Harvey ended up caught in an FBI sting after he entered a foreign embassy in Manila, Philippines and offered to sell a list of email accounts of all officials, engineers and employees of a U.S. government energy agency.
Saying he was an employee of a U.S. government agency and held a top secret security clearance, he asked for $18,800 for the accounts, stating they were “top secret.”
According to the DoJ, Eccleston, had been living in Davao City in the Philippines since 2011. In addition, the NRC terminated his employment in 2010, reportedly due to performance and conduct issues. He was detained by Philippine authorities in Manila on March 27, 2015, and deported to the United States to face criminal charges, where he has been in custody.
In its announcement, the DoJ detailed the sting:
“Eccleston initially came to the attention of the FBI in 2013 after he entered a foreign embassy in Manila and offered to sell a list of over 5,000 email accounts of all officials, engineers and employees of a U.S. government energy agency. He said that he was able to retrieve this information because he was an employee of a U.S. government agency, held a top secret security clearance and had access to the agency’s network. He asked for $18,800 for the accounts, stating they were “top secret.” When asked what he would do if that foreign country was not interested in obtaining the U.S. government information the defendant was offering, the defendant stated he would offer the information to China, Iran or Venezuela, as he believed these countries would be interested in the information.

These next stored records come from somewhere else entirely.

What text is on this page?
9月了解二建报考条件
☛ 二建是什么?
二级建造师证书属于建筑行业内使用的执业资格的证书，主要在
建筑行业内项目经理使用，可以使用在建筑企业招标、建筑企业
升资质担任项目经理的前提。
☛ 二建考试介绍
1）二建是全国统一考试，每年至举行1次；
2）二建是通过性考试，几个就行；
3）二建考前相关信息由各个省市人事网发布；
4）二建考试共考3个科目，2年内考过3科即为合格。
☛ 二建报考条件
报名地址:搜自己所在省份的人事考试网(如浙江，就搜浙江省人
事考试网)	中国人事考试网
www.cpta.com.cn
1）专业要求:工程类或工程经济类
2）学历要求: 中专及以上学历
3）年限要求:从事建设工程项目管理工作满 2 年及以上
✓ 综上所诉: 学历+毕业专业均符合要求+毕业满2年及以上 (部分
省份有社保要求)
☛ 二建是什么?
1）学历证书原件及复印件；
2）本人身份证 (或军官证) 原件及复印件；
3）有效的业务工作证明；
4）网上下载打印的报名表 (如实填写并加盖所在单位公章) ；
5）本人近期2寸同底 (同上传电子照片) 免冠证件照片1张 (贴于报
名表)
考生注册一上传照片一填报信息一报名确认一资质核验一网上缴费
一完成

“Eccleston met and corresponded with FBI undercover employees who were posing as representatives of the foreign country. During a meeting on Nov. 7, 2013, he showed one of the undercover employees a list of approximately 5,000 email addresses that he said belonged to NRC employees. He offered to sell the information for $23,000 and said it could be used to insert a virus onto NRC computers, which could allow the foreign country access to agency information or could be used to otherwise shut down the NRC’s servers. The undercover employee agreed to purchase a thumb drive containing approximately 1,200 email addresses of NRC employees; an analysis later determined that these email addresses were publicly available. The undercover employee provided Eccleston with $5,000 in exchange for the email addresses and an additional $2,000 for travel expenses.
“Over the next several months, Eccleston corresponded regularly by email with the undercover employees. A follow-up meeting with a second undercover employee took place on June 24, 2014, in which Eccleston was paid $2,000 to cover travel-related expenses. During this meeting, Eccleston discussed having a list of 30,000 e-mail accounts of DoE employees. He offered to design and send spear-phishing emails that could be used in a cyber-attack to damage the computer systems used by his former employer.
“Over the next several months, the defendant identified specific conferences related to nuclear energy to use as a lure for the cyber-attack, then drafted emails advertising the conference. The emails were designed to induce the recipients to click on a link which the defendant believed contained a computer virus that would allow the foreign government to infiltrate or damage the computers of the recipients. The defendant identified several dozen DoE employees whom he claimed had access to information related to nuclear weapons or nuclear materials as targets for the attack.
“On Jan. 15, 2015, Eccleston sent the emails he drafted to the targets he had identified. The email contained the link supplied by the FBI undercover employee which Eccleston believed contained a computer virus, but was, in fact, inert. Altogether, the defendant sent the email he believed to be infected to approximately 80 DoE employees located at various facilities throughout the country, including laboratories associated with nuclear materials.
“Eccleston was detained after a meeting with the FBI undercover employee, during which Eccleston believed he would be paid approximately $80,000 for sending the emails.”
Eccleston faces a prison term of 24 to 30 months and a fine of up to $95,000. Sentencing will be April 18.